Una montaña de casas
En la novela ‘Panza de burro’, Andrea Abreu describe lo que es un pueblo, un poblado de autoconstrucción se llamaría hoy, diseñado sin arquitectos y levantado por los usuarios
Panza de burro (Editorial Barrett) de Andrea Abreu es una novela tan llena de belleza como de dureza. Repleta de inocencia, descubrimiento, verdad e imaginación. La protagonista y su amiga se mueven por su barrio y por su isla entre dos tipos de casa que son, en realidad, dos mundos casi opuestos: la montaña de casas auto-construidas en donde viven y las casas para los turistas, que su madre limpia.
Su casa:
“Azul marino, rosado, amarillo, más amarillo, amarillo quemado, amarillo huevo frito escrito con G y diéresis, rojo. Así eran las casas del barrio, de muchos colores, como las casillas del Ludo. De todos los colores y a medio empezar, a medio terminar, pero ninguna completa, eran casas como monstruos incompletos. Casi todas con alguna parte sin encalar, con los bloques descubiertos, con los bloques con mojo y humedades.
Casi todas construidas por sus propios habitantes.
Piedra a piedra, bloque a bloque. Casi todas ilegales. Casi todas distribuidas por familias: los quemados, los puños, güeveros, los cadianos, los caballos, los chinos, los fajineros, los negros. Como pajaritos que fabrican los nidos unos cerca de los otros, unos encima de los otros, para protegerse. Y a parte, todo empinado. Un barrio vertical sobre un monte vertical cubierto de nubes bajas, todo surcado por una cueva horizontal muy larga, que iba hasta la cumbre y bajaba hasta la mar, como el manto de la virgen de Candelaria, la más bonita, la más morena.

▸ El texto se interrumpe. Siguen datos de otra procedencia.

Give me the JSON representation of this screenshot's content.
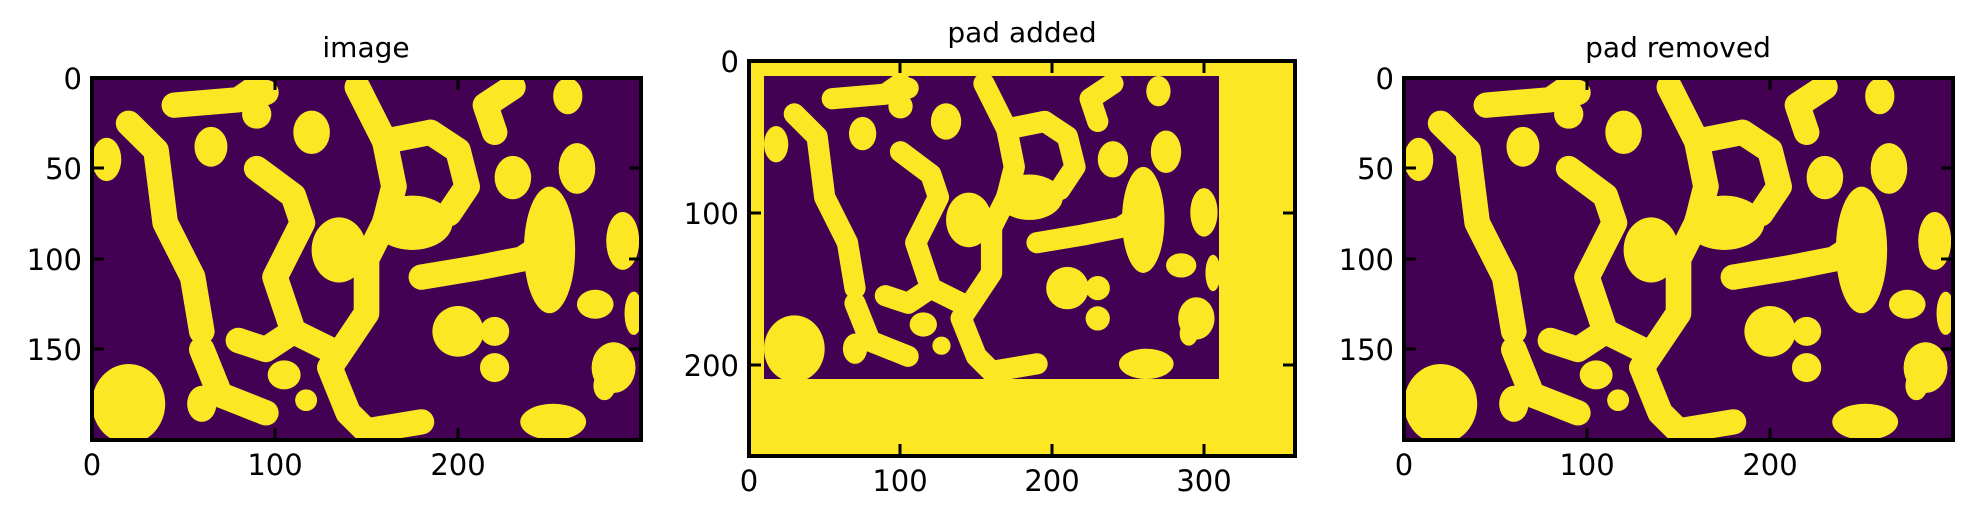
{
  "colors": {
    "background": "#440154",
    "foreground": "#fde725",
    "axes": "#000000"
  },
  "chart_data": [
    {
      "type": "heatmap",
      "title": "image",
      "xlabel": "",
      "ylabel": "",
      "xlim": [
        0,
        300
      ],
      "ylim": [
        200,
        0
      ],
      "xticks": [
        0,
        100,
        200
      ],
      "xtick_labels": [
        "0",
        "100",
        "200"
      ],
      "yticks": [
        0,
        50,
        100,
        150
      ],
      "ytick_labels": [
        "0",
        "50",
        "100",
        "150"
      ],
      "colormap": "viridis",
      "values": "binary mask of blobs (0 = purple, 1 = yellow)",
      "image_extent": [
        0,
        300,
        0,
        200
      ]
    },
    {
      "type": "heatmap",
      "title": "pad added",
      "xlabel": "",
      "ylabel": "",
      "xlim": [
        0,
        360
      ],
      "ylim": [
        260,
        0
      ],
      "xticks": [
        0,
        100,
        200,
        300
      ],
      "xtick_labels": [
        "0",
        "100",
        "200",
        "300"
      ],
      "yticks": [
        0,
        100,
        200
      ],
      "ytick_labels": [
        "0",
        "100",
        "200"
      ],
      "colormap": "viridis",
      "values": "binary mask padded with value 1",
      "image_extent": [
        10,
        310,
        10,
        210
      ],
      "pad_value": 1
    },
    {
      "type": "heatmap",
      "title": "pad removed",
      "xlabel": "",
      "ylabel": "",
      "xlim": [
        0,
        300
      ],
      "ylim": [
        200,
        0
      ],
      "xticks": [
        0,
        100,
        200
      ],
      "xtick_labels": [
        "0",
        "100",
        "200"
      ],
      "yticks": [
        0,
        50,
        100,
        150
      ],
      "ytick_labels": [
        "0",
        "50",
        "100",
        "150"
      ],
      "colormap": "viridis",
      "values": "binary mask of blobs (0 = purple, 1 = yellow)",
      "image_extent": [
        0,
        300,
        0,
        200
      ]
    }
  ]
}
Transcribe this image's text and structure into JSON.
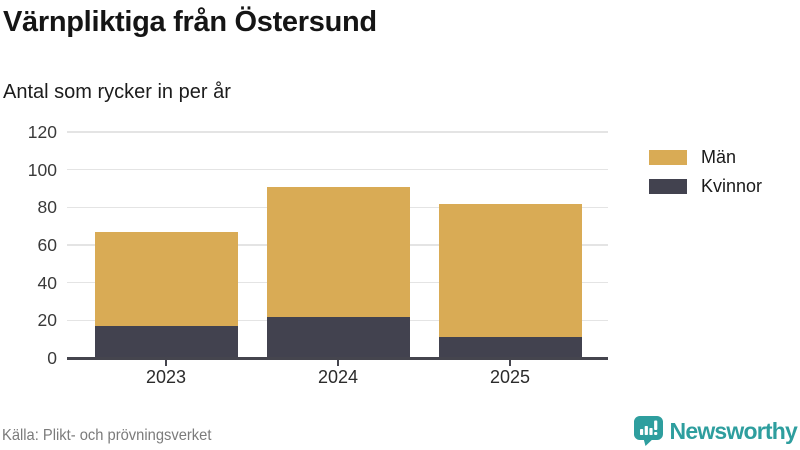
{
  "header": {
    "title": "Värnpliktiga från Östersund",
    "subtitle": "Antal som rycker in per år"
  },
  "chart_data": {
    "type": "bar",
    "stacked": true,
    "title": "Värnpliktiga från Östersund",
    "subtitle": "Antal som rycker in per år",
    "categories": [
      "2023",
      "2024",
      "2025"
    ],
    "series": [
      {
        "name": "Män",
        "color": "#D9AB55",
        "values": [
          50,
          69,
          71
        ]
      },
      {
        "name": "Kvinnor",
        "color": "#42424F",
        "values": [
          17,
          22,
          11
        ]
      }
    ],
    "totals": [
      67,
      91,
      82
    ],
    "xlabel": "",
    "ylabel": "",
    "ylim": [
      0,
      120
    ],
    "yticks": [
      0,
      20,
      40,
      60,
      80,
      100,
      120
    ],
    "grid": "horizontal",
    "legend_position": "right-top"
  },
  "footer": {
    "source": "Källa: Plikt- och prövningsverket",
    "brand": "Newsworthy"
  },
  "colors": {
    "men": "#D9AB55",
    "women": "#42424F",
    "brand_teal": "#2E9E9E",
    "grid": "#E4E4E4",
    "axis": "#45454E",
    "text": "#151515",
    "muted": "#7B7B7B"
  }
}
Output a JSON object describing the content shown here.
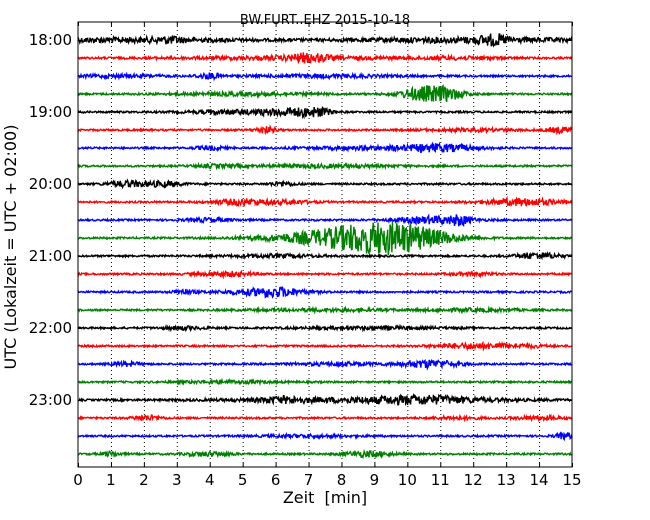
{
  "chart_data": {
    "type": "line",
    "title": "BW.FURT..EHZ 2015-10-18",
    "xlabel": "Zeit  [min]",
    "ylabel": "UTC (Lokalzeit = UTC + 02:00)",
    "xlim": [
      0,
      15
    ],
    "x_ticks": [
      "0",
      "1",
      "2",
      "3",
      "4",
      "5",
      "6",
      "7",
      "8",
      "9",
      "10",
      "11",
      "12",
      "13",
      "14",
      "15"
    ],
    "y_ticks": [
      "18:00",
      "19:00",
      "20:00",
      "21:00",
      "22:00",
      "23:00"
    ],
    "grid": "vertical dotted",
    "trace_colors": [
      "#000000",
      "#ff0000",
      "#0000ff",
      "#008000"
    ],
    "traces": [
      {
        "start": "18:00",
        "bursts": [
          [
            1.5,
            2.5,
            2.2
          ],
          [
            2.8,
            0.3,
            1.8
          ],
          [
            11.8,
            2.5,
            2.5
          ],
          [
            12.6,
            0.3,
            3.5
          ]
        ]
      },
      {
        "start": "18:15",
        "bursts": [
          [
            7.0,
            0.4,
            3.5
          ],
          [
            6.5,
            2.5,
            1.5
          ],
          [
            11.5,
            1.0,
            1.2
          ]
        ]
      },
      {
        "start": "18:30",
        "bursts": [
          [
            1.2,
            1.0,
            1.3
          ],
          [
            4.0,
            0.3,
            2.5
          ],
          [
            7.5,
            1.5,
            1.4
          ]
        ]
      },
      {
        "start": "18:45",
        "bursts": [
          [
            10.5,
            0.5,
            6.5
          ],
          [
            11.2,
            0.4,
            4.5
          ],
          [
            5.0,
            1.5,
            1.4
          ]
        ]
      },
      {
        "start": "19:00",
        "bursts": [
          [
            6.5,
            0.6,
            3.5
          ],
          [
            7.3,
            0.3,
            3.0
          ],
          [
            4.8,
            1.0,
            1.8
          ]
        ]
      },
      {
        "start": "19:15",
        "bursts": [
          [
            5.7,
            0.2,
            3.2
          ],
          [
            14.7,
            0.3,
            2.8
          ],
          [
            12.0,
            1.0,
            1.2
          ]
        ]
      },
      {
        "start": "19:30",
        "bursts": [
          [
            11.0,
            0.8,
            3.2
          ],
          [
            9.0,
            1.5,
            1.4
          ],
          [
            4.0,
            0.3,
            1.8
          ]
        ]
      },
      {
        "start": "19:45",
        "bursts": [
          [
            7.5,
            1.5,
            1.4
          ],
          [
            4.2,
            0.5,
            1.4
          ]
        ]
      },
      {
        "start": "20:00",
        "bursts": [
          [
            1.5,
            0.4,
            3.0
          ],
          [
            2.6,
            0.4,
            2.5
          ],
          [
            6.2,
            0.3,
            1.8
          ]
        ]
      },
      {
        "start": "20:15",
        "bursts": [
          [
            5.0,
            0.6,
            3.0
          ],
          [
            13.5,
            0.8,
            3.5
          ],
          [
            6.5,
            0.5,
            1.5
          ]
        ]
      },
      {
        "start": "20:30",
        "bursts": [
          [
            10.8,
            0.8,
            3.5
          ],
          [
            11.6,
            0.2,
            3.5
          ],
          [
            4.0,
            0.5,
            1.8
          ]
        ]
      },
      {
        "start": "20:45",
        "bursts": [
          [
            8.8,
            1.3,
            12.0
          ],
          [
            10.0,
            1.0,
            6.5
          ],
          [
            6.5,
            1.2,
            2.0
          ]
        ]
      },
      {
        "start": "21:00",
        "bursts": [
          [
            14.0,
            0.5,
            2.8
          ],
          [
            6.0,
            1.0,
            1.4
          ]
        ]
      },
      {
        "start": "21:15",
        "bursts": [
          [
            4.5,
            0.6,
            2.2
          ],
          [
            12.0,
            0.5,
            1.4
          ]
        ]
      },
      {
        "start": "21:30",
        "bursts": [
          [
            6.0,
            0.5,
            3.2
          ],
          [
            5.5,
            1.0,
            2.0
          ],
          [
            3.2,
            0.2,
            2.5
          ]
        ]
      },
      {
        "start": "21:45",
        "bursts": [
          [
            7.5,
            1.5,
            1.2
          ],
          [
            12.0,
            1.0,
            1.3
          ]
        ]
      },
      {
        "start": "22:00",
        "bursts": [
          [
            9.0,
            1.5,
            1.2
          ],
          [
            3.2,
            0.5,
            1.4
          ]
        ]
      },
      {
        "start": "22:15",
        "bursts": [
          [
            12.0,
            0.8,
            2.5
          ],
          [
            13.5,
            0.5,
            1.4
          ]
        ]
      },
      {
        "start": "22:30",
        "bursts": [
          [
            10.7,
            0.6,
            3.8
          ],
          [
            8.0,
            1.0,
            1.4
          ],
          [
            1.5,
            0.3,
            2.0
          ]
        ]
      },
      {
        "start": "22:45",
        "bursts": [
          [
            4.5,
            1.0,
            1.2
          ]
        ]
      },
      {
        "start": "23:00",
        "bursts": [
          [
            9.0,
            3.0,
            2.2
          ],
          [
            10.5,
            1.0,
            2.5
          ],
          [
            6.2,
            0.5,
            2.0
          ]
        ]
      },
      {
        "start": "23:15",
        "bursts": [
          [
            2.1,
            0.3,
            2.5
          ],
          [
            14.0,
            0.5,
            1.8
          ],
          [
            11.5,
            0.5,
            1.4
          ]
        ]
      },
      {
        "start": "23:30",
        "bursts": [
          [
            14.8,
            0.2,
            3.0
          ],
          [
            7.0,
            1.0,
            1.2
          ]
        ]
      },
      {
        "start": "23:45",
        "bursts": [
          [
            8.8,
            0.5,
            2.8
          ],
          [
            4.0,
            0.5,
            2.0
          ],
          [
            1.0,
            0.2,
            2.2
          ]
        ]
      }
    ]
  }
}
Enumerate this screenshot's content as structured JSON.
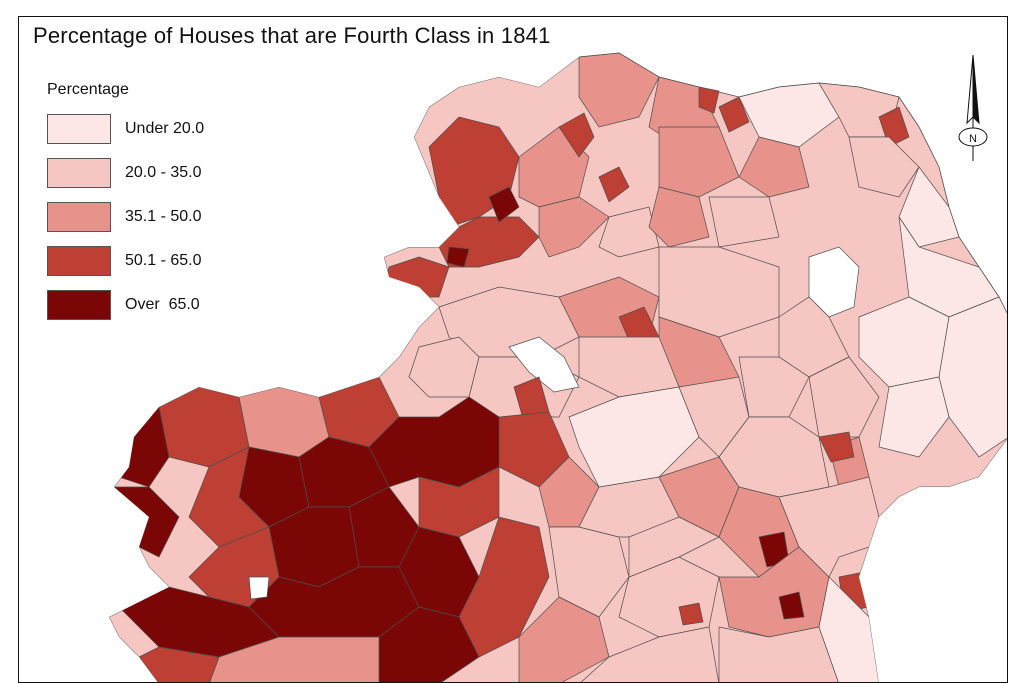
{
  "map": {
    "title": "Percentage of Houses that are Fourth Class in 1841"
  },
  "legend": {
    "title": "Percentage",
    "items": [
      {
        "label": "Under 20.0",
        "color": "#fde6e6"
      },
      {
        "label": "20.0 - 35.0",
        "color": "#f6c6c2"
      },
      {
        "label": "35.1 - 50.0",
        "color": "#e7938b"
      },
      {
        "label": "50.1 - 65.0",
        "color": "#be3f33"
      },
      {
        "label": "Over  65.0",
        "color": "#7a0606"
      }
    ]
  },
  "north_arrow": {
    "label": "N"
  },
  "colors": {
    "border": "#4d4d4d",
    "water": "#ffffff"
  }
}
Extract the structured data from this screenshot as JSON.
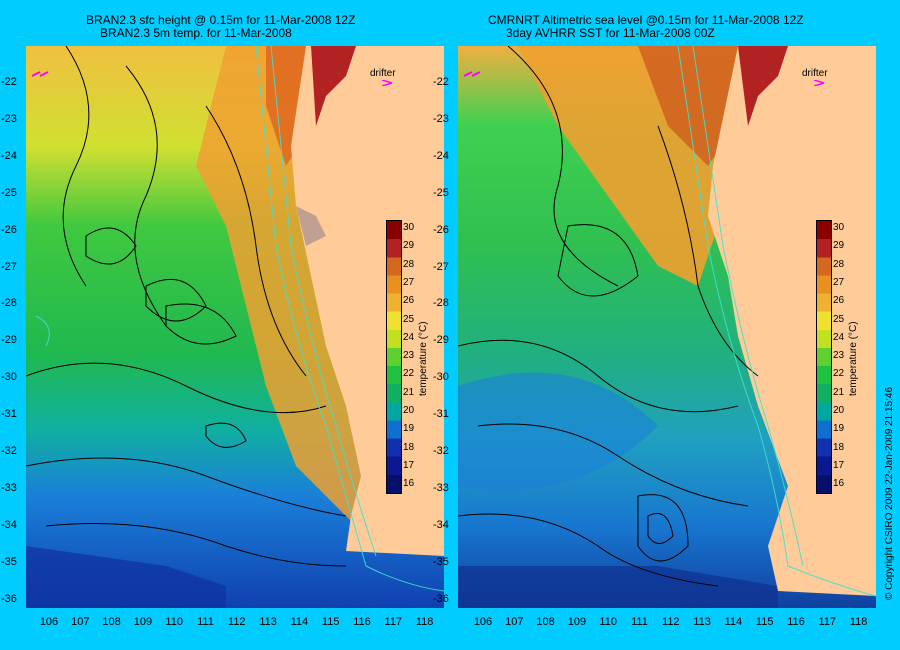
{
  "panels": [
    {
      "title_line1": "BRAN2.3 sfc height @ 0.15m for 11-Mar-2008 12Z",
      "title_line2": "BRAN2.3 5m temp. for 11-Mar-2008",
      "drifter_label": "drifter"
    },
    {
      "title_line1": "CMRNRT Altimetric sea level  @0.15m  for 11-Mar-2008 12Z",
      "title_line2": "3day AVHRR SST for 11-Mar-2008 00Z",
      "drifter_label": "drifter"
    }
  ],
  "lat_labels": [
    "-22",
    "-23",
    "-24",
    "-25",
    "-26",
    "-27",
    "-28",
    "-29",
    "-30",
    "-31",
    "-32",
    "-33",
    "-34",
    "-35",
    "-36"
  ],
  "lon_labels": [
    "106",
    "107",
    "108",
    "109",
    "110",
    "111",
    "112",
    "113",
    "114",
    "115",
    "116",
    "117",
    "118"
  ],
  "colorbar": {
    "title": "temperature (°C)",
    "labels": [
      "30",
      "29",
      "28",
      "27",
      "26",
      "25",
      "24",
      "23",
      "22",
      "21",
      "20",
      "19",
      "18",
      "17",
      "16"
    ],
    "colors": [
      "#8b0000",
      "#b22222",
      "#d2691e",
      "#e89020",
      "#f0b030",
      "#f0e030",
      "#c0e020",
      "#60d030",
      "#20c040",
      "#10b060",
      "#00a8a0",
      "#1070d0",
      "#1030b0",
      "#0c1890",
      "#06106a"
    ]
  },
  "copyright": "© Copyright CSIRO 2009   22-Jan-2009 21:15:46",
  "colors": {
    "background": "#00ccff",
    "land": "#ffcc99",
    "contour": "#000000",
    "bathymetry": "#40e0d0",
    "drifter": "#ff00ff"
  }
}
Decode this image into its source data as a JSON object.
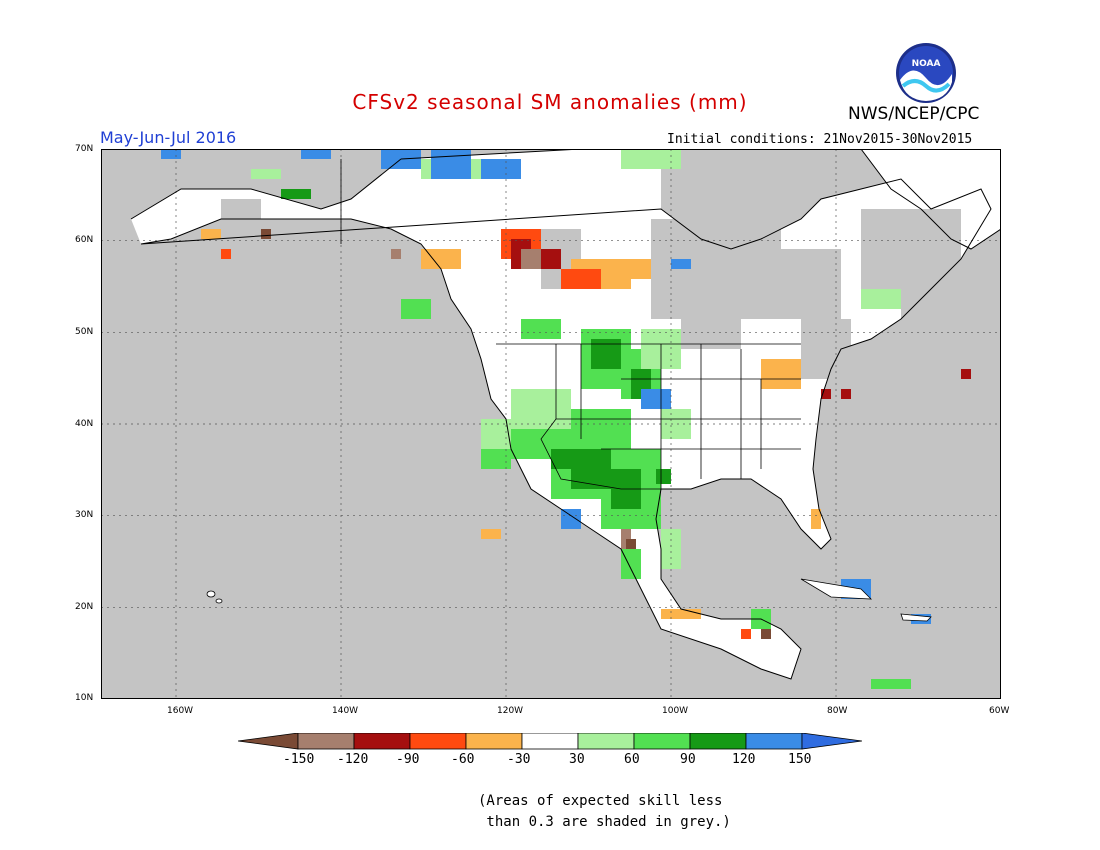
{
  "title": "CFSv2 seasonal SM anomalies (mm)",
  "agency": "NWS/NCEP/CPC",
  "logo_text": "NOAA",
  "season": "May-Jun-Jul 2016",
  "initial_conditions": "Initial conditions: 21Nov2015-30Nov2015",
  "lat_labels": [
    "70N",
    "60N",
    "50N",
    "40N",
    "30N",
    "20N",
    "10N"
  ],
  "lon_labels": [
    "160W",
    "140W",
    "120W",
    "100W",
    "80W",
    "60W"
  ],
  "colorbar": {
    "ticks": [
      "-150",
      "-120",
      "-90",
      "-60",
      "-30",
      "30",
      "60",
      "90",
      "120",
      "150"
    ],
    "colors": [
      "#7a4a35",
      "#a67f6e",
      "#a50f0f",
      "#ff4a10",
      "#fbb34c",
      "#ffffff",
      "#a8f09c",
      "#52e052",
      "#169a16",
      "#3a8ce6",
      "#2f6ce0"
    ]
  },
  "note": "(Areas of expected skill less\n than 0.3 are shaded in grey.)",
  "map_colors": {
    "grey": "#c4c4c4",
    "ocean": "#ffffff"
  }
}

Las primeras casas del barrio empezando desde arriba tenían los tejados y las azoteas llenas de piñas de los pinos y muchas veces parecía que en vez de casas hechas por personas eran casas de brujas y duendes. El resto del barrio, lo que no eran casas, era todo verde oscuro, del color del monte. Mi casa era una montaña de muchas casas construidas sobre la casa de mi bisabuela Edita, la única legal, la única que tenía número. Como mi casa estaba hecha de muchas casas, teníamos que coordinarnos pa poner la tele y cocinar. Si encendíamos dos hornos a la vez la luz saltaba. Si mi padre, mi madre y abuela y el hermano de abuela tío Ovídeo y yo, que éramos todas las personas que vivíamos en esa casa, encendíamos todas nuestras teles a la vez, yo sentía que la casa explotaba y salía volando pal aire”.
Las casas rurales:
“A mí me gustaban y no me gustaban las casas rurales, quiero decir: Me gustaban porque eran bonitas pero no me gustaban porque entre ellas y yo había como una pared enorme de papel transparente de cocina, papel fil, que no me dejaba participar en las mejores cosas de las casas rurales. Las casas rurales estaban en la calle de al lado de mi calle, el paso del burro. Las casas rurales tenían la culpa de que los días en los que mi madre no tenía que ir al sur a limpiar hoteles tuviese que limpiar casas rurales y no pudiésemos ir a la playa y por eso a mí tampoco me gustaban las casas rurales. Si yo quería estar con mi madre, tenía que ir con ella a limpiar las casas rurales, pero a mí me aburría limpiar las casas rurales. Ella a veces me decía quédate aquí tranquilita jugando y yo me quedaba y me sentía como con un vacío hondo dentro del estómago, y me ponía triste, pero si ella me decía me tienes que ayudar a limpiar las casas rurales y no me dejaba jugando, entonces tampoco me sentía contenta, porque yo odiaba limpiar las casas rurales yo de mayor quería ser secretaria de papeles, no limpiadora”.